STANLEY PARK NOTEBOOK

Pauline Johnson’s grave stone in Stanley Park.
(click on any image to enlarge)

THE STORY OF LOST LAGOON
Pauline Johnson’s “Fancy”

by Jacqui Birchall
E. Pauline Johnson was born to a Mohawk father, Chief George Johnson and an English Quaker mother, Emily Howells on the Six Nations Reserve in Ontario in 1861. Her Mohawk name was Tekahionwake.

Johnson is buried in Stanley Park. Her carved memorial lies in a peaceful grove of trees immediately west of the Ferguson Point Teahouse.  

The memorial itself is fitting, with a profile of her face on the front, a carved feather and arrow on the left, and on the right-hand side are the prow of a birchbark canoe and paddle.  The plaque reads, “Erected in 1922 by the Women’s Canadian Club of Vancouver” and bears her Mohawk name. Despite the parking lot and the Teahouse, the spot retains a fitting sense of calm.

Some people say that Johnson’s grave is the only grave in Stanley Park. Not true, of course. It may be the only grave sanctioned by European settlers, but the First Nations people buried their dead on Dead Man’s Island, and poor settlers lived and died in the park for many years.

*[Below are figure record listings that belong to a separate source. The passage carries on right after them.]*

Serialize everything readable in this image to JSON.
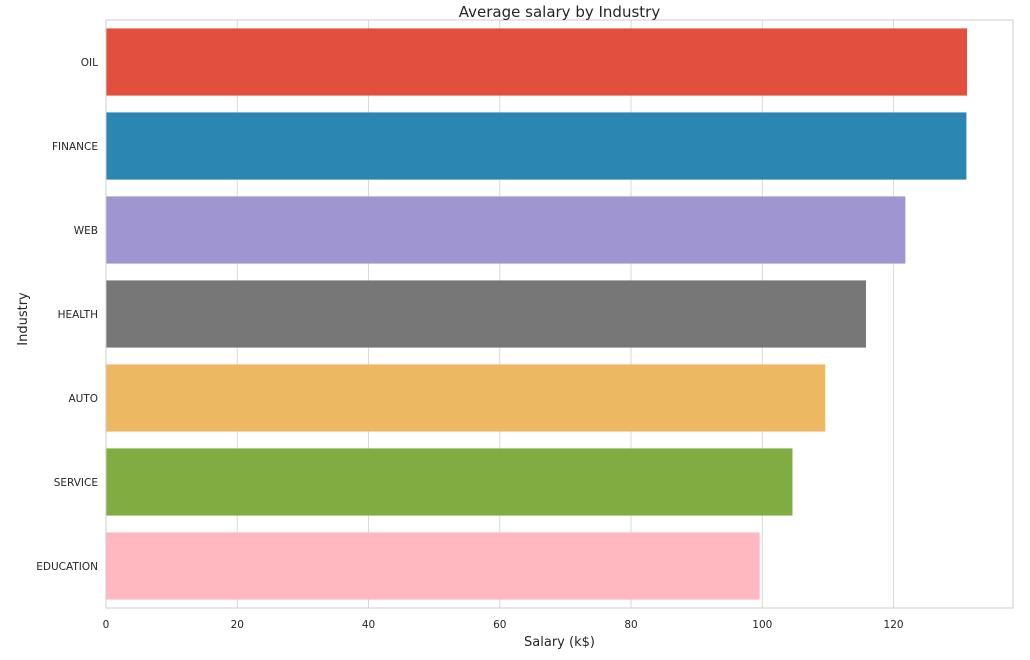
{
  "chart_data": {
    "type": "bar",
    "orientation": "horizontal",
    "title": "Average salary by Industry",
    "xlabel": "Salary (k$)",
    "ylabel": "Industry",
    "categories": [
      "OIL",
      "FINANCE",
      "WEB",
      "HEALTH",
      "AUTO",
      "SERVICE",
      "EDUCATION"
    ],
    "values": [
      131.2,
      131.1,
      121.8,
      115.8,
      109.6,
      104.6,
      99.6
    ],
    "colors": [
      "#e24f3e",
      "#2b87b1",
      "#9f96d1",
      "#777777",
      "#ecb862",
      "#80ad41",
      "#ffb8c0"
    ],
    "xlim": [
      0,
      138.2
    ],
    "xticks": [
      0,
      20,
      40,
      60,
      80,
      100,
      120
    ],
    "xtick_labels": [
      "0",
      "20",
      "40",
      "60",
      "80",
      "100",
      "120"
    ],
    "grid": "vertical",
    "legend": "none"
  }
}
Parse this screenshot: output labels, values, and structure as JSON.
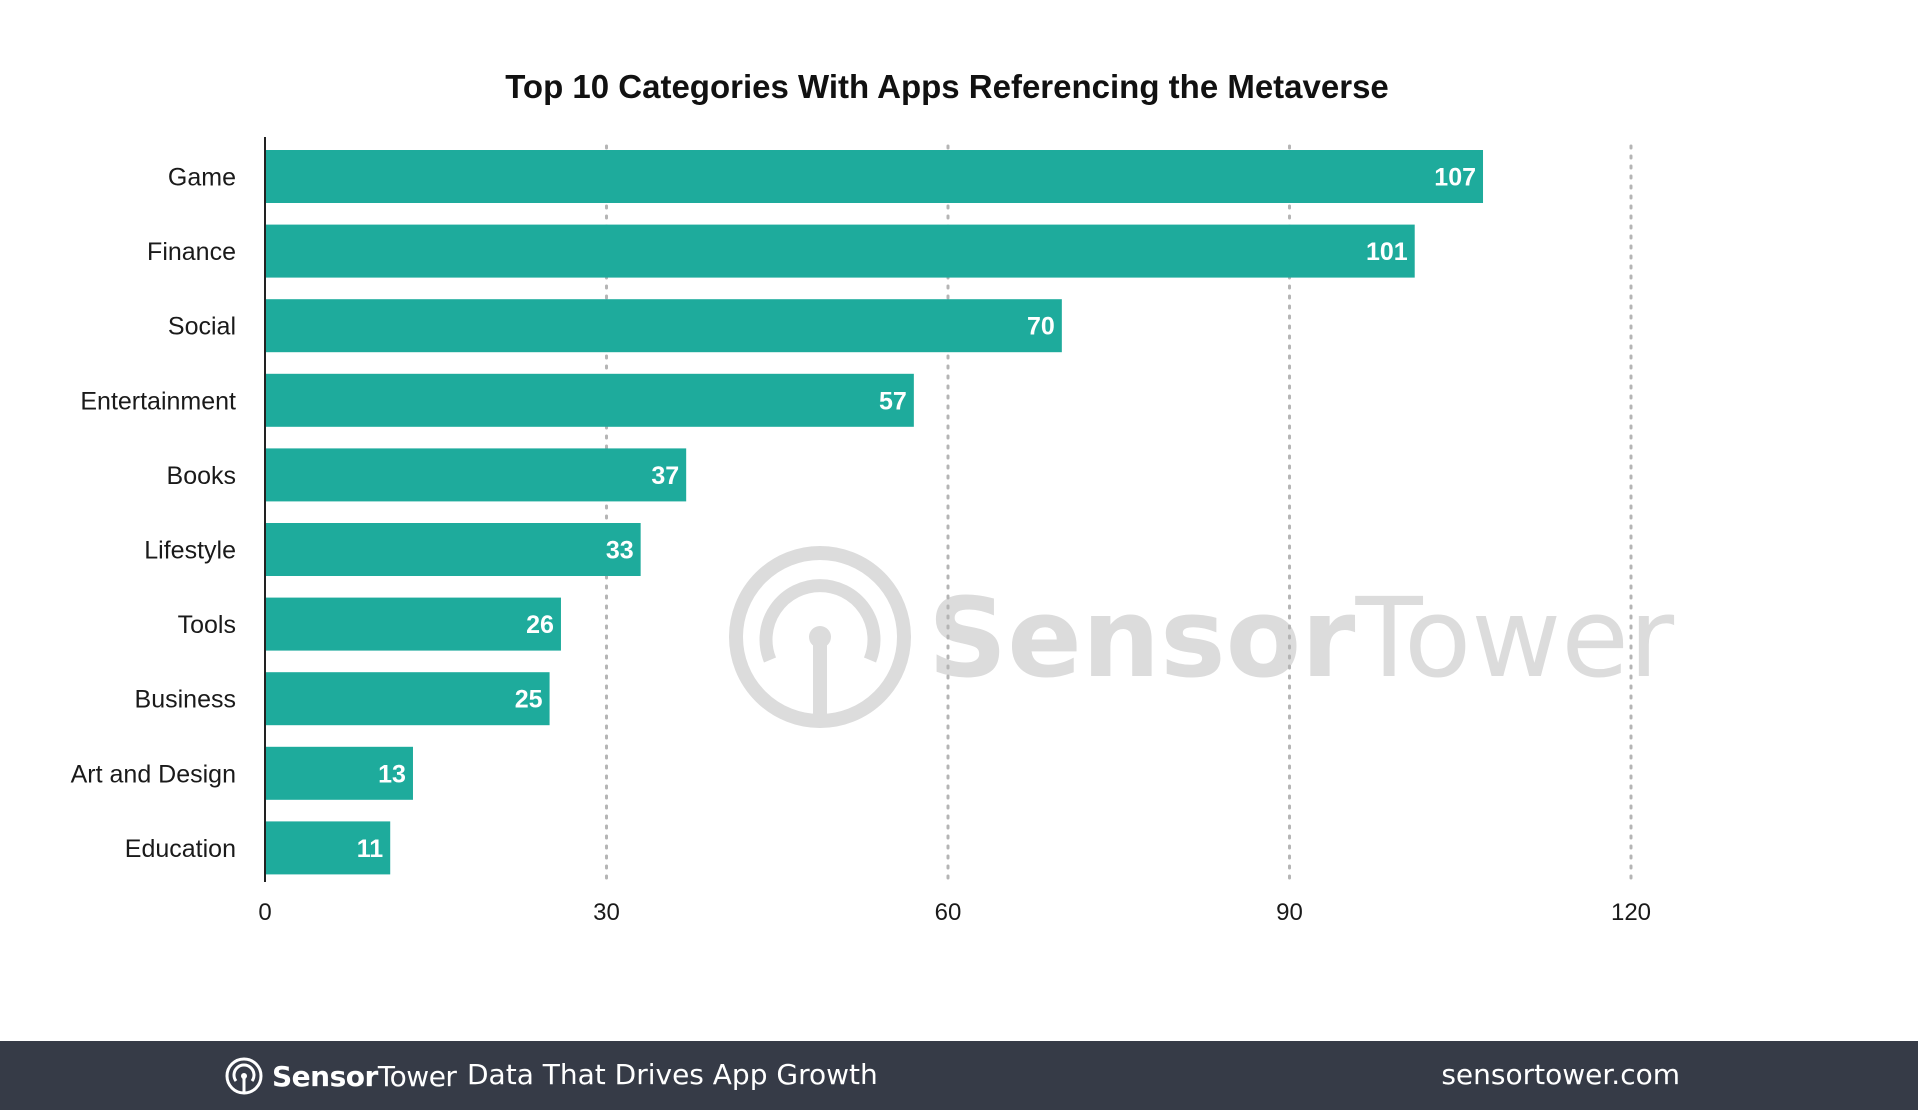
{
  "chart_data": {
    "type": "bar",
    "orientation": "horizontal",
    "title": "Top 10 Categories With Apps Referencing the Metaverse",
    "categories": [
      "Game",
      "Finance",
      "Social",
      "Entertainment",
      "Books",
      "Lifestyle",
      "Tools",
      "Business",
      "Art and Design",
      "Education"
    ],
    "values": [
      107,
      101,
      70,
      57,
      37,
      33,
      26,
      25,
      13,
      11
    ],
    "xlim": [
      0,
      120
    ],
    "xticks": [
      "0",
      "30",
      "60",
      "90",
      "120"
    ],
    "xlabel": "",
    "ylabel": "",
    "grid": "vertical dotted",
    "data_labels": true,
    "bar_color": "#1eab9c"
  },
  "watermark": {
    "brand_bold": "Sensor",
    "brand_regular": "Tower",
    "icon": "sensortower-logo-icon",
    "color": "#d9d9d9"
  },
  "footer": {
    "brand_bold": "Sensor",
    "brand_regular": "Tower",
    "icon": "sensortower-logo-icon",
    "tagline": "Data That Drives App Growth",
    "url": "sensortower.com",
    "background": "#363b47"
  }
}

I wondered why the Women’s Canadian Club of Vancouver gave Johnson such a huge funeral and a lovely burial spot. This at a time when First Nations people were much maligned and ill-treated by settlers, and a government that sought to assimilate them and which also created the vile residential schools.

Johnson as she dressed for public performances.

Pauline Johnson was an enigma. A performance poet for many years, Johnson crafted a stage costume that she thought was sexy and gave an Indian princess impression. It was not authentic. She would wear that outfit for the first half of her recitations and then change into a Victorian lady’s evening dress for the second half. Perhaps she represented the assimilated savage, the Europeanized Indian to the ladies of the Vancouver Club.

Or maybe it was her free spirit at a time when women had few freedoms.

Johnson loved to camp, she loved her canoe and she travelled around Canada, the US and Great Britain at a time when women rarely had those choices.

Johnson wrote of Lost Lagoon during its tidal days before the Causeway was built. The Causeway stopped the tidal effects in the Lagoon.

The profile image on Johnson’s grave stone.

Johnson wrote of Coal Harbour; “I have always resented that jarring unattractive name for years. When I first plied paddle across the gunwale of a light canoe and idled about the margin. I named the sheltered little cove Lost Lagoon. This was just to please my own fancy for, as that perfect summer month drifted on, the ever-restless tides left the harbour devoid of any water at my favourite canoeing hour and my pet idling place was lost for many days; hence my fancy to call it “Lost Lagoon.”

Her success as a poet came after a recitation at the Toronto Art School Gallery in 1892. She shared the stage with several male poets including the well known Duncan Campbell Scott and William Wilfred Campbell. The evening was described as “a snooze fest of droning old men.” Johnson’s recitation of “A Cry from An Indian Wife” brought the house down. 

Following the death of her father and ensuing poverty, Johnson was able to support her mother with her recitations and publications. She was regularly published in Canada, the US and Great Britain, writing about racism, poverty and violence. She fought against prejudicial ideas of race and gender.

“Tekahionwake” etched in stone with crossed feather and arrow.

In about 2008, Charles Barber the artistic director of City Vancouver Opera, wanted to produce an opera based on the life of Pauline Johnson. He wanted Margaret Atwood to write the libretto, but didn’t know how to contact her. Well, the editor of The West End Journal, Kevin Dale McKeown, was a friend of Barber’s and as the publicist for the Vancouver Writers’ Festival for many years, he knew how to contact Atwood and Barber was able to reach her. Remarkably, Atwood had already penned a libretto and the opera was born, with music by Tobin Stokes. The opening was delayed for several years for various reasons, but opened on May 23 2014, starring the Coast Salish mezzo-soprano Rose-Ellen Nichols.

Margaret Atwood admired the hard work of Barber and had always admired Johnson. She was very happy to be part of the opera. When Atwood was the editor of the New Oxford Book of Canadian Verse in 1982, she returned Johnson’s work to the book. It had been removed by a previous editor.

Johnson died in Vancouver’s West End, a painful death from breast cancer shortly before her fifty-second birthday.

She died, sick and on morphine, as Janet Smith wrote in a Georgia Straight review “torn between two cultural identities, Victorian Lady, First Nations Artist, trying to find her true self before entering that last river door as the ghost of her grandfather keeps beckoning her.”